Thursday, July 24, 2008

Belfast - after the Troubles

Belfast and Northern Ireland have had a tumultuous history. To me, Belfast was the bombed city, where Catholic and Protestants were at each other, where bombs and soldiers were a way of life and so was retaliation and on the television news at night.

In 1998 The Good Friday Agreement was finally signed after two years of talks and 30 years of conflict. This is one of the better things Tony Blair may be remembered for. The history is long and complicated.

We took a Black Cab tour of the Falls and Shankill Roads area and the famous murals. Gerrard, our driver was a wealth of information (from the Falls Road himself) and his childhood was marked with the scars on the conflict (including his leg from a car bomb) The history is fascinating, Shankill Road area is depressing and Falls Road, well I wouldn't want to go there at night either. The housing has been rebuilt, mainly because the rows of cottages were bombed out.

The murals represent many of the branches and factions of the IRA - a complicated history and the fighters for their causes and the victims. Bobby Sands, the IRA freedom fighter is probably best known for his 66 day hunger strike in the Maze prison in 1981- a film last year called Hunger, based on Bobby won an award at Cannes. Life is a high price to pay for your cause.

The peace wall pictured below divides the catholic and Protestant neighbourhoods in Belfast and divides this region of the city running for over 3 miles. It has gates and is open, but can be closed electronically and are often closed at night and in the 'marching season' and other memorial times.

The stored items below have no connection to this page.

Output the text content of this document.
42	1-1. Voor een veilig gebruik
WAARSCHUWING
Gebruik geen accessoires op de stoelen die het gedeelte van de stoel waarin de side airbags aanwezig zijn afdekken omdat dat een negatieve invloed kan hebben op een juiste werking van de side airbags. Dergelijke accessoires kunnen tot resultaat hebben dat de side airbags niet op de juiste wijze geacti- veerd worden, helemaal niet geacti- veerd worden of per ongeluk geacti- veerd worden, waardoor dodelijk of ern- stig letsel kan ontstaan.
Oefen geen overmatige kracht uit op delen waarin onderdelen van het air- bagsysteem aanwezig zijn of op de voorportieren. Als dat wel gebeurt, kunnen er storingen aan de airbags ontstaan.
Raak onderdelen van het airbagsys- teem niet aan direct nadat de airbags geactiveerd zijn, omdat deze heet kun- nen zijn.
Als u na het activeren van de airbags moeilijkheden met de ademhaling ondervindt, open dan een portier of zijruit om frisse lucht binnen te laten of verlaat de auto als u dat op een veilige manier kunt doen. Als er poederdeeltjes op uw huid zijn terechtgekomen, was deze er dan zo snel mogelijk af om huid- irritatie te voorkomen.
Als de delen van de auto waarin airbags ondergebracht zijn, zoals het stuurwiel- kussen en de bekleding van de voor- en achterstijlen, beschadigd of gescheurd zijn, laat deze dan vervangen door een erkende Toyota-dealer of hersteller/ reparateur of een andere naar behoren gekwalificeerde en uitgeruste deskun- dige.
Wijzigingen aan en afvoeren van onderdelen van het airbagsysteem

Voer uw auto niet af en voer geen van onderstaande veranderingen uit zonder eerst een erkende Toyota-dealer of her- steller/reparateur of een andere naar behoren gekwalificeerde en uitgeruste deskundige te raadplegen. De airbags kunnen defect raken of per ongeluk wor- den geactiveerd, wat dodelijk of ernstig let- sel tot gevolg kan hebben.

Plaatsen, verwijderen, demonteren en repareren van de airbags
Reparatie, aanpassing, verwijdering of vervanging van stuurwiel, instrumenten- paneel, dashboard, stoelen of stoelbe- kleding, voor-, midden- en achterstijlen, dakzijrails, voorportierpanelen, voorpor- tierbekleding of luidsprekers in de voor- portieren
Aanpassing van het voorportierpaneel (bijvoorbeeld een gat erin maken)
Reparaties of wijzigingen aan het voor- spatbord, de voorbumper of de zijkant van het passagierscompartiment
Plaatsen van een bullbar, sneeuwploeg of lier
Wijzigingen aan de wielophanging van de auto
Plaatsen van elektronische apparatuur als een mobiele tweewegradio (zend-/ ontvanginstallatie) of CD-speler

The barriers consist of iron, brick and steel walls up to 25 feet high, topped with metal netting. Houses on the Falls Road side of the wall have metal grates over the yards of the houses, as it is still common practice to have objects hurled over the wall.

Belfast is currently undergoing a huge regeneration and is a popular tourist destination now. Oh and George Bush is noted for his 'part in history' in war by the artists of Belfast. And you can even go and see where the Titanic was built!

1 comment:

DD said...

I've only visited Belfast once, about 7 years ago. We spent a weekend there and attended a wedding. I remember some gorgeous civic buildings. Some of those murals are weird!